For now, taxpayers who purchase qualifying EVs will continue to claim a credit on their annual tax returns. The IRA, however, provides an alternative — and much more taxpayer-friendly — option beginning in 2024. At that point, EV purchasers can transfer their credit to dealers at the point of sale, rather than waiting to claim it on their annual tax returns. The credit will directly and immediately reduce the purchase price.
The IRA imposes “applicable percentage” requirements for critical minerals and battery components. At least 40% of critical minerals must be 1) processed or extracted from the United States or a country with which the United States has a free trade agreement, or 2) recycled in North America. At least 50% of battery components must be manufactured or assembled in North America.
The initial percentages will take effect after the IRS issues proposed guidance, which the IRA mandates occur before December 31, 2022. The percentages then ramp up over time, peaking at 80% of critical minerals after 2026 and 100% of battery components after 2028.
And the credit isn’t available for vehicles with critical minerals or battery components from a “foreign entity of concern,” including China and Russia. The critical mineral exclusion takes effect for vehicles placed in service after 2024. The battery component exclusion is effective for vehicles placed in service after 2023.
These rules have raised concerns among the automotive industry, particularly as a substantial amount of the supply chain for minerals and battery components is located in China.
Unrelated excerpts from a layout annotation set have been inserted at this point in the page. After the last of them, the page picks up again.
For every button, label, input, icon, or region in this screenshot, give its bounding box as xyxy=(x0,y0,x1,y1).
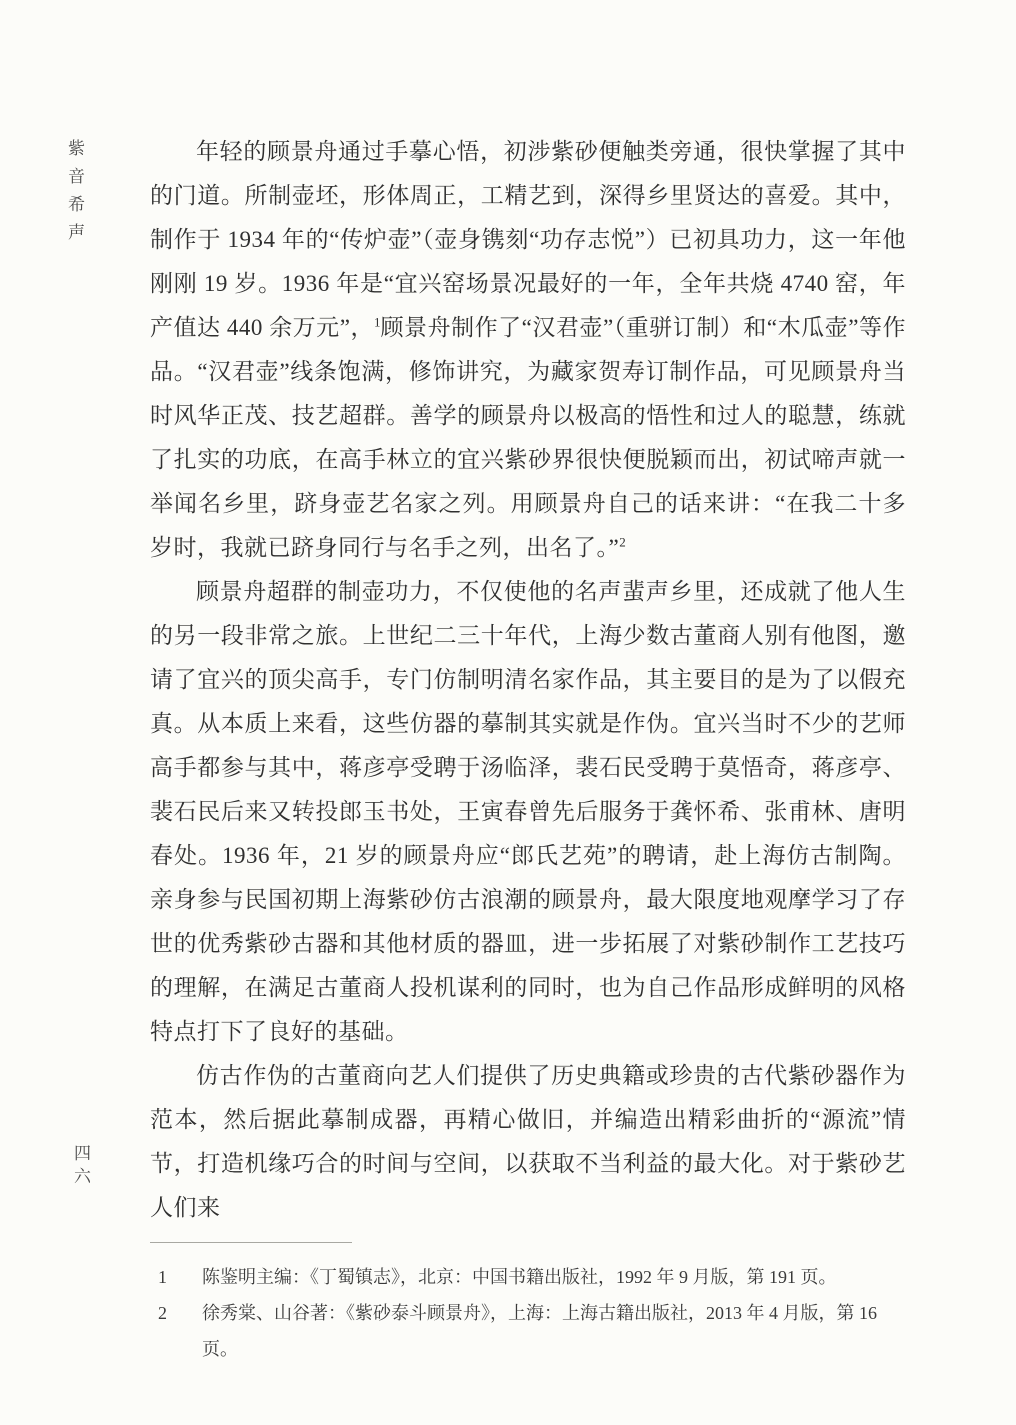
spine-title-char: 紫 xyxy=(68,140,85,157)
spine-title-char: 希 xyxy=(68,196,85,213)
paragraph-2: 顾景舟超群的制壶功力，不仅使他的名声蜚声乡里，还成就了他人生的另一段非常之旅。上… xyxy=(150,570,906,1054)
footnote-2-number: 2 xyxy=(150,1295,202,1331)
page-number-char: 六 xyxy=(74,1168,91,1185)
spine-title-char: 音 xyxy=(68,168,85,185)
footnote-marker-2: 2 xyxy=(619,534,626,549)
footnote-1: 1 陈鉴明主编：《丁蜀镇志》，北京：中国书籍出版社，1992 年 9 月版，第 … xyxy=(150,1259,906,1295)
footnote-2: 2 徐秀棠、山谷著：《紫砂泰斗顾景舟》，上海：上海古籍出版社，2013 年 4 … xyxy=(150,1295,906,1367)
footnote-1-text: 陈鉴明主编：《丁蜀镇志》，北京：中国书籍出版社，1992 年 9 月版，第 19… xyxy=(202,1259,906,1295)
spine-title-char: 声 xyxy=(68,224,85,241)
footnote-1-number: 1 xyxy=(150,1259,202,1295)
footnote-2-text: 徐秀棠、山谷著：《紫砂泰斗顾景舟》，上海：上海古籍出版社，2013 年 4 月版… xyxy=(202,1295,906,1367)
paragraph-1-text: 顾景舟制作了“汉君壶”（重骈订制）和“木瓜壶”等作品。“汉君壶”线条饱满，修饰讲… xyxy=(150,315,906,560)
footnotes: 1 陈鉴明主编：《丁蜀镇志》，北京：中国书籍出版社，1992 年 9 月版，第 … xyxy=(150,1259,906,1367)
text-column: 年轻的顾景舟通过手摹心悟，初涉紫砂便触类旁通，很快掌握了其中的门道。所制壶坯，形… xyxy=(150,130,906,1367)
spine-title: 紫 音 希 声 xyxy=(68,140,85,241)
footnote-divider xyxy=(150,1242,352,1243)
book-page: 紫 音 希 声 四 六 年轻的顾景舟通过手摹心悟，初涉紫砂便触类旁通，很快掌握了… xyxy=(0,0,1016,1425)
paragraph-3: 仿古作伪的古董商向艺人们提供了历史典籍或珍贵的古代紫砂器作为范本，然后据此摹制成… xyxy=(150,1054,906,1230)
page-number-char: 四 xyxy=(74,1145,91,1162)
paragraph-1: 年轻的顾景舟通过手摹心悟，初涉紫砂便触类旁通，很快掌握了其中的门道。所制壶坯，形… xyxy=(150,130,906,570)
page-number: 四 六 xyxy=(74,1145,91,1185)
paragraph-1-text: 年轻的顾景舟通过手摹心悟，初涉紫砂便触类旁通，很快掌握了其中的门道。所制壶坯，形… xyxy=(150,139,906,340)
Transitional relief for purchasers
What if you signed a contract on an EV before August 16, 2022, when the IRA was enacted, but haven’t yet received the vehicle? The IRS has stated that the changes in the law won’t affect your tax credit. You can claim it under the rules in effect when you signed the purchase contract.
Unfortunately, that means the manufacturer cap will still apply. If you purchase a vehicle from a manufacturer that hit the 200,000 vehicle threshold more than a year prior, you don’t qualify for the EV credit. On the other hand, the final assembly requirement won’t apply.
If you purchase and take possession of a qualifying EV after the law was signed (August 16, 2022) but before January 1, 2023, the only difference to the prior rules is the applicability of the final assembly requirement. That means the manufacturer cap also would apply to your purchase. So, if you’re interested in a model that’s disqualified under the cap, it might pay off to wait until 2023 if the vehicle meets the requirements then.
New credits for used and commercial vehicles
The IRA also creates tax credits for used EVs (Sec. 25E) and commercial EVs (Sec. 45W), both starting in 2023. The IRS has indicated it will release more information on these credits in the coming months.
According to the IRA, the Sec. 25E credit is worth the lesser of $4,000 or 30% of a qualified vehicle’s sale price. The sale price can’t exceed $25,000. The credit is available only for EVs with model years at least two years earlier than the year of purchase. No credit is available if the lesser of the taxpayer’s MAGI for the year of purchase or the preceding year exceeds:
• $75,000 for single filers,
• $150,000 for married couples filing jointly, or
• $112,500 for heads of household.
The credit for commercial EVs is the lesser of 1) 15% of the vehicle’s basis (30% for vehicles not powered by a gas or diesel engine) or 2) the incremental cost of the vehicle over the cost of a comparable gas- or diesel-powered vehicle. The maximum credit per vehicle is $7,500 for vehicles with a gross vehicle weight under 14,000 pounds and $40,000 for heavier vehicles.
Only the beginning
The IRS and Treasury Department have promised to issue additional guidance about the various new and existing EV-related tax credits in the coming weeks and months. We’ll keep you up to date on new developments.